International

Regulating Tech

Arcep Chair, Sébastien Soriano, taking part in Franco-Asian debates on regulating Big Tech, hosted by the Institut Français


Paris, 9th May 2019

Arcep Chair, Sébastien Soriano, will be travelling to Asia from 13 to 17 May to take part in a series of Franco-Asian debates hosted by the Institut Français, on the topic of regulating Big Tech. He will be accompanied by Antonio Casilli, a sociologist who specialises in digital labour issues.

Over the course of the week, Sébastien Soriano will deliver talks in Taipei, Tokyo and Seoul:

  • On 13 May in Taipei, on the topic: “Why Big Tech need to be regulated, and how to do it”;
  • On 15 May in Tokyo on the topic: “Keeping the Web’s original promises by regulating Big Tech”;
  • On 17 May in Seoul at the National Assembly of South Korea.

How should Big Tech be regulated?

This week of discussions will be an opportunity to examine what role Big Tech plays in the digital economy, and the influence it has on our freedoms. Faced with the dominance of this small handful of companies, regulators around the world are having to rethink their actions.

On March 8 of this year, at the South by South West Festival in Austin, Texas, Sébastien Soriano proposed five avenues for regulating Big Tech. Their originality lies in seeking options that leverage public power, not to make decisions in market players’ stead, but rather to empower the crowd: innovators and citizens alike. A more detailed explanation of these five avenues can be found here. Some are very personal, such as updating European competition law, while others echo Arcep’s current actions – a prime example being its work on devices.

Devices (smartphones, smart speakers, connected cars, smart TVs): a key to unlocking targeted and effective regulation

In carrying out its duty to enforce net neutrality, in 2018 Arcep published an in-depth and unprecedented analysis of the influence that devices have on users’ freedom of choice and capacity to innovate.

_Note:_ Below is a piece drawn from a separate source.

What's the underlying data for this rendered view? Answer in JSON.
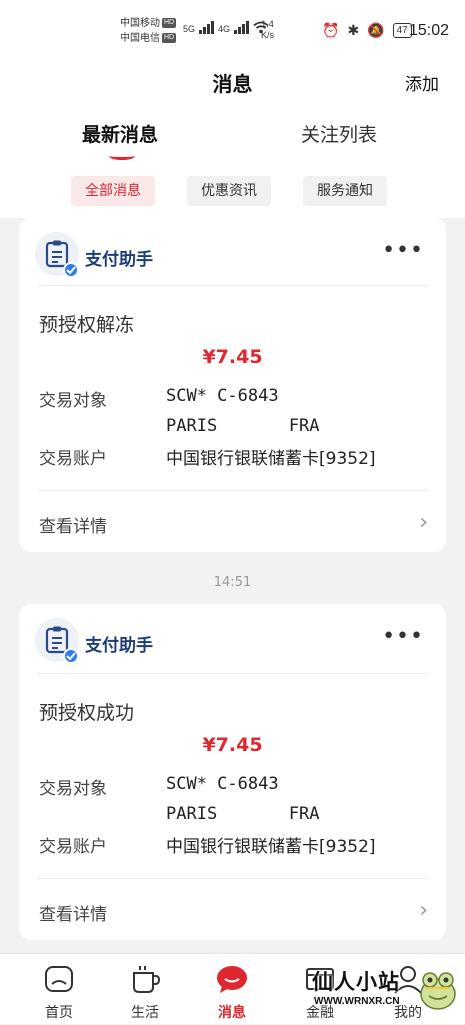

This work – which has been shared both across Europe and internationally (within BEREC, CERRE and the OECD, with the European Commission, with Members of the European Parliament working on Platform to Business trading practices regulation, etc.) – went a long way in raising awareness of the instrumental role that devices play in the internet access equation. The work also helped to underpin the decision the European Commission issued on Android’s abuse of dominant position, the adoption of the Platform to Business regulation, in particular as it pertains to app stores, and the launch of an investigation in the Netherlands into possible app store bias.